Diabetes is an increasingly prevalent chronic disease among children. However, recognizing the signs of diabetes is a challenge for most parents. Childhood diabetes might not be recognized until the child is very ill primarily because the changes are usually subtle and the onset is quite slow.

Although discovering that your child is suffering from diabetes can be distressing for any parent, it is better to find out early enough than to miss the signs of diabetes completely.

What are the signs of diabetes in children?

  1. Unquenchable Thirst

Children with undiagnosed diabetes are constantly thirsty.Signs of diabetes in children This is mainly because as blood glucose builds up in the bloodstream, more fluid is pulled from the body tissues. Moreover, these children may crave cold drinks and sweets. In case the water in the blood is not sufficient, the body extracts water from surrounding tissues. Therefore, the body becomes dehydrated and the thirst mechanism kicks in.

  1. Frequent Urination

The urge to urinate a lot is one of the most common early signs of childhood diabetes. In this case, your child goes to the restroom more often than normal or starts wetting the bed all of a sudden even though they were toilet trained before.

Since the child is drinking more, they will also visit the restroom more. However, there can be other reasons for frequent urination such as the inability of the child to empty the bladder completely, urinary tract infection, or Daytime Urinary Frequency Syndrome which is formally known as Pollakiuria.

  1. Rapid Loss in Weight

This is an extreme symptom of diabetes in children mainly because children rarely lose weight. In this case, the child still loses weight even when they continuously consume plenty of food. Weight loss is usually caused by an inadequate supply of energy in the body. Therefore, the body extracts energy from reserved fat stores.

Besides making the immune system weaker, excessive weight loss in children might also result in weakness and tired feelings. Drastic weight loss in children is a very dangerous sign whether diabetes is involved or not and the child should be taken to the doctor immediately.

  1. Yeast Infection

Excessive weight loss makes the immune system weaker and prone to plenty of infections. The child might develop rashes on the skin due to yeast infection. Therefore, it is vital to give your child plenty of water to drink and feed him/her a healthy diet.

  1. Extreme HungerSigns of Juvenile diabetes

A child suffering from diabetes might eat constantly without gaining weight. This can be attributed to the inability of the body to utilize food and in effect, the food simply flows through the child’s digestive system.

  1. Blurred Vision

The decreased level of fluid in the blood and body tissues including the eye lenses might create vision difficulties. This might cause various eyesight problems including blurred vision. Unfortunately, the child might be unable to detect or even complain about problems with their eyesight.

Untreated diabetes might have serious consequences for the child. Some of the short-term risks include hypoglycemia (low blood sugar), hyperglycemia (high blood sugar), and increased ketones in the urine (ketone acidosis).

Some of the lifelong or long-term risks include; nerve and vascular damage, amputations, blindness, and increased risk of stroke and heart attack. Besides identifying the signs of diabetes in children, it is also the parents’ responsibility to ensure that the child gets a proper diagnosis and also takes medication as instructed by the doctor.

Other Signs of Childhood Diabetes

A breath that smells sweet and like fruit is one of the warning signs of childhood diabetes.

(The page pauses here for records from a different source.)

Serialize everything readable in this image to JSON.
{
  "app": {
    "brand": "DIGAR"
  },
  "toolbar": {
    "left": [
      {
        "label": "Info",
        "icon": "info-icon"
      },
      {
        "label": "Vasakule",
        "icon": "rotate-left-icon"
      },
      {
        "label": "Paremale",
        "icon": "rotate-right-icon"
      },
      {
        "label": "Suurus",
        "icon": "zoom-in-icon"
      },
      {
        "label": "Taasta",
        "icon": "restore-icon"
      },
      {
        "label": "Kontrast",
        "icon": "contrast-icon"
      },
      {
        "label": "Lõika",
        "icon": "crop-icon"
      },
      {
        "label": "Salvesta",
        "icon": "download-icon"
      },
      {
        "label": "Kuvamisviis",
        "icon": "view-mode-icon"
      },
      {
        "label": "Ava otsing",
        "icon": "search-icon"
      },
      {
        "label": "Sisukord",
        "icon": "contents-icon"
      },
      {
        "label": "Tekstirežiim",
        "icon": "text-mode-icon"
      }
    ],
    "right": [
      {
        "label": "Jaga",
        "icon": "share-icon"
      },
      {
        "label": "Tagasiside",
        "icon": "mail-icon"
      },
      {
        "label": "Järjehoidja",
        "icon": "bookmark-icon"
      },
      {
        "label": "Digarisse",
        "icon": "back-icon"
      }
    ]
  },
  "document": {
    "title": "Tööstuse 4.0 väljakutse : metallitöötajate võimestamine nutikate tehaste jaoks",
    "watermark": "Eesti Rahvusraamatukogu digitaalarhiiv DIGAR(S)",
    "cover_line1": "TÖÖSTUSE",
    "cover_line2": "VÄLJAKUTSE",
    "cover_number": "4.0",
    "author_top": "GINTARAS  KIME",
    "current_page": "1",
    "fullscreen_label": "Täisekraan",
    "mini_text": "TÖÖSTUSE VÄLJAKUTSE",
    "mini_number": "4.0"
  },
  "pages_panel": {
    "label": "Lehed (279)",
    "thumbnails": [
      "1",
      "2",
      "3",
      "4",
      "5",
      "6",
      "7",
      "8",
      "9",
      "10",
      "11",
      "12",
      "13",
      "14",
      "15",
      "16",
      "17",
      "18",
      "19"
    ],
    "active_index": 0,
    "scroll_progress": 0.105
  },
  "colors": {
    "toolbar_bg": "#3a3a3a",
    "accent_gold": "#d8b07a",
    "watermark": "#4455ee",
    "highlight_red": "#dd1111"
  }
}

This symptom can also be sneaky in that it may be explained as absent from the fruity flavored toothpaste that youngsters use as of late or from the nutritious fruit snacks that they’re fed.

The sweet scent of their breath is really a consequence of diabetic ketoacidosis, which is the body’s attempt to get rid of acetone through the respiratory system.

Sweet-smelling breath is often a signal that poisonous ketones (acid by-products of fats being broken down for power) are constructing up inside the entire body. This symptom out of many signs of childhood diabetes is really an indicator that they urgently need diabetes medication.

Get Childhood Diabetes under Control!

Good eating habits and regular exercise, even for your children (and for yourselves as role models) goes a very long way to stabilizing Childhood Diabetes.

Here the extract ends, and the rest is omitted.